The saga of a valiant woman recent times, the local press has carried stories of Saudi women who have earned recognition beyond the borders of this country. Most of the women were gifted in the sciences and the arts. However, for one it was a precipitous battle for survival and she is none other than Dr. Samia Al-Amoudi who battled the greatest challenge of her life under difficult circumstances, and has today earned the right to live.

As Dr. Al-Amoudi relates: “This is my story and the beginning of my fight against breast cancer, for myself and for all women in Saudi Arabia and for women worldwide. My struggle with breast cancer is a message of love I extend to every woman to emphasize the importance of timely and regular checkups.

“My journey as a breast cancer survivor and an advocate for women’s health began the day I came home from having lunch with my children. I went to my room and, by chance, touched my breast. I felt a lump. In that moment, my medical instincts sharpened. I examined the lump, checking its size, and searched for lymph nodes under my arm. My worst fears overwhelmed me, and I knew what I had.

I began to cry out to God in tears and walk in circles around the room helplessly. I regretted being a doctor at that moment because sometimes it is true what they say: ignorance is bliss. I was diagnosed with breast cancer in April 2006 and received my biopsy result on my birthday. The results confirmed it was stage II, of an aggressive type, and was HER-2+.

“My responsibility as a mother compelled me to share this news with my children first, and I wanted them to hear it from me. I spoke in words they could understand so that we would face this crisis together as a family, which I felt would strengthen their characters and will. I have always told them that being a believer begins with facing crisis. I prepared myself for the battle and decided to fight with all the faith I could muster.

“Instead of leaving Saudi Arabia for treatment, I chose to have my colleagues treat me in my homeland. I placed my trust, my health, and my life in their hands. I trusted them immensely, and I have the greatest faith in the ongoing medical advancements in Saudi Arabia as well as in my own people. This faith, in itself, has been an integral part of my treatment.

“Many people have asked me how this could have happened to me, a doctor. The fact is that I, like many others, can get so distracted by the daily responsibilities of being a working mother that it is sometimes easy to neglect oneself. My message grows from this experience: Take action toward early detection. If you are a woman over the age of 40, get a mammogram. Evidence, such as the first screening trial in Saudi Arabia in 2007 (BI-RADS), shows the benefits of screening [1, 2].

“My mission is to break the silence and spread this message using the media and whatever other means of communication is available. In order to help save the lives of women in Saudi Arabia’s closed and conservative community, the taboo of discussing breast cancer must be overcome.
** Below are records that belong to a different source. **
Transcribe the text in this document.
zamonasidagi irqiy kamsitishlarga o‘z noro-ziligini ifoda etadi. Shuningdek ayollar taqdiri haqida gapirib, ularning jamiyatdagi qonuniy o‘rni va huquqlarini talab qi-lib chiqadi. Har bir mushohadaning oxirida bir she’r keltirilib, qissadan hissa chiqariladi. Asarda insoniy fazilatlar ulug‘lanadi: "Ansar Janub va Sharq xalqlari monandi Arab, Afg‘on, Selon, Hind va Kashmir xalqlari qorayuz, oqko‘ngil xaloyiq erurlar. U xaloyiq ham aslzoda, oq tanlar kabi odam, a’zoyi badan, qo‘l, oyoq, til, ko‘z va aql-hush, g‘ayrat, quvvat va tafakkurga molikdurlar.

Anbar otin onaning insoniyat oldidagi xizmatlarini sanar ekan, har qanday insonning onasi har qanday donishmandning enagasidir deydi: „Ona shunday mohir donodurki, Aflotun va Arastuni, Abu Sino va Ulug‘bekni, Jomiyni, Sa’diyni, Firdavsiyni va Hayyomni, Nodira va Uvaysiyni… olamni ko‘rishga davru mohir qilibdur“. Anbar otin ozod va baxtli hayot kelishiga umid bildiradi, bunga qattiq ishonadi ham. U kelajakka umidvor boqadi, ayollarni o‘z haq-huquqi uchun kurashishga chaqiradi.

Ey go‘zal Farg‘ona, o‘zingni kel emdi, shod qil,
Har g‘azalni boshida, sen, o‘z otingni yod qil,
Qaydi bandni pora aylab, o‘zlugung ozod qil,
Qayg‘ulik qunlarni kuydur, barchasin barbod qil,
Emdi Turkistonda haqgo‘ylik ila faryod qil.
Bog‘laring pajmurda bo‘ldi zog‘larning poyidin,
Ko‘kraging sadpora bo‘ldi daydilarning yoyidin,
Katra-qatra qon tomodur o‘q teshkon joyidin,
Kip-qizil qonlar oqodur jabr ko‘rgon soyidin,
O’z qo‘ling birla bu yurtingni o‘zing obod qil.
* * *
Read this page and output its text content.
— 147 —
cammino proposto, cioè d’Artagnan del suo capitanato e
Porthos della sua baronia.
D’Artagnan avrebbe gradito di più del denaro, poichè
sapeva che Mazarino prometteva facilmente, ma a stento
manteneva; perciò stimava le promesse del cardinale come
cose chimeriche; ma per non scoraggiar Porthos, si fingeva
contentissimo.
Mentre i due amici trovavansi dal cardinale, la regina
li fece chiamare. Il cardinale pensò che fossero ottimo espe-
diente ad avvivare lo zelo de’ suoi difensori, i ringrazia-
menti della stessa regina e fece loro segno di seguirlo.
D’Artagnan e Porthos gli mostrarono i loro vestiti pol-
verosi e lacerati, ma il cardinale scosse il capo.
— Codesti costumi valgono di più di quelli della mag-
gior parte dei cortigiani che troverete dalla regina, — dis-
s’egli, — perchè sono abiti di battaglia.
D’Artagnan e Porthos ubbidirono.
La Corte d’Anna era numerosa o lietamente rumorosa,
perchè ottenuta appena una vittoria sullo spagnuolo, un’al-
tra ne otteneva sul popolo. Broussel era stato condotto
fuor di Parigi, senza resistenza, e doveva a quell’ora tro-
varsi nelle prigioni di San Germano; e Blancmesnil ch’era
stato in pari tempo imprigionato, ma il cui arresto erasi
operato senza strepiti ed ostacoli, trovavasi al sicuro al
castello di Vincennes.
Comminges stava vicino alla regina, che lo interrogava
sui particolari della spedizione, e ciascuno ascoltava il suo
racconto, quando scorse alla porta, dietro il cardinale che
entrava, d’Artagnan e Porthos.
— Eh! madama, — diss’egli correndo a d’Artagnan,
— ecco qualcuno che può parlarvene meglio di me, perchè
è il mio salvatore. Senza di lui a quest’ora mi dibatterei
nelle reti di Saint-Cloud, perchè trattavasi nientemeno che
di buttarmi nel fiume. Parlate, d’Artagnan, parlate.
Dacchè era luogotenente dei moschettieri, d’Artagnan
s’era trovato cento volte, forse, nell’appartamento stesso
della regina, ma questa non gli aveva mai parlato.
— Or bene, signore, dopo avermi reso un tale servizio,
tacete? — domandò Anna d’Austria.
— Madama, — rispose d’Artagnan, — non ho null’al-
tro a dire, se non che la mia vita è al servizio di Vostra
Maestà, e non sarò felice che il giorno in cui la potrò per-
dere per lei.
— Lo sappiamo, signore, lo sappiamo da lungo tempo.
“My first step in helping to overcome this taboo was to write my story in a local daily. I will never forget the bizarre question an editor asked me: ‘As a well-known physician, don’t you think that publicizing your story amounts to self-defamation?’ I told him that this was exactly the kind of prejudice I feel compelled to challenge. Having a disease is not a crime or a cause for shame but rather a chance to warn and save others.

“This vision inspired me to establish the Sheikh Mohammed Hussein Al-Amoudi Center of Excellence in Breast Cancer at King Abdulaziz University, located in Jeddah, to conduct research studying the gap in available medical services and improving the quality of services available.

“The most prestigious recognition I receive is from people who give me positive feedback and encouragement, proving to me that this work is not in vain. People are now talking about a subject that was once forbidden in Saudi society. As a cancer survivor and patient advocate, I am now seen not only as a doctor but also as a close confidante and as a fellow patient who understands. A girl once told me ‘You have taught us things that our mothers, scholars, and teachers have not: how to be strong and have a positive attitude’.

“A man told me that before reading my articles, it never occurred to him to discuss breast cancer with his family. Afterwards, he discussed with his mother the importance of getting a mammogram. All of these kind words inspire me to continue the fight to increase research and spread awareness. Women’s health and cancer patients’ rights often go unrecognized and are not advocated sufficiently.

“My focus now is on breast cancer patients’ rights in prevention, treatment and employment law. My mission is to empower women with the knowledge of their health rights, particularly breast cancer patients, emphasizing their reproductive and adolescent sexual health, and women with physical limitations, especially the deaf and mute.

“I do not intend for my story to be a cause for pity but rather an example of how important early detection of breast cancer is. I would like my voice to reach every household in every neighborhood to break the barriers of silence … to have a better tomorrow for my daughter and for every daughter in the world to be empowered with the knowledge to advocate for her health rights.”

Dr. Samia’s voice is one that surely deserves to be heard.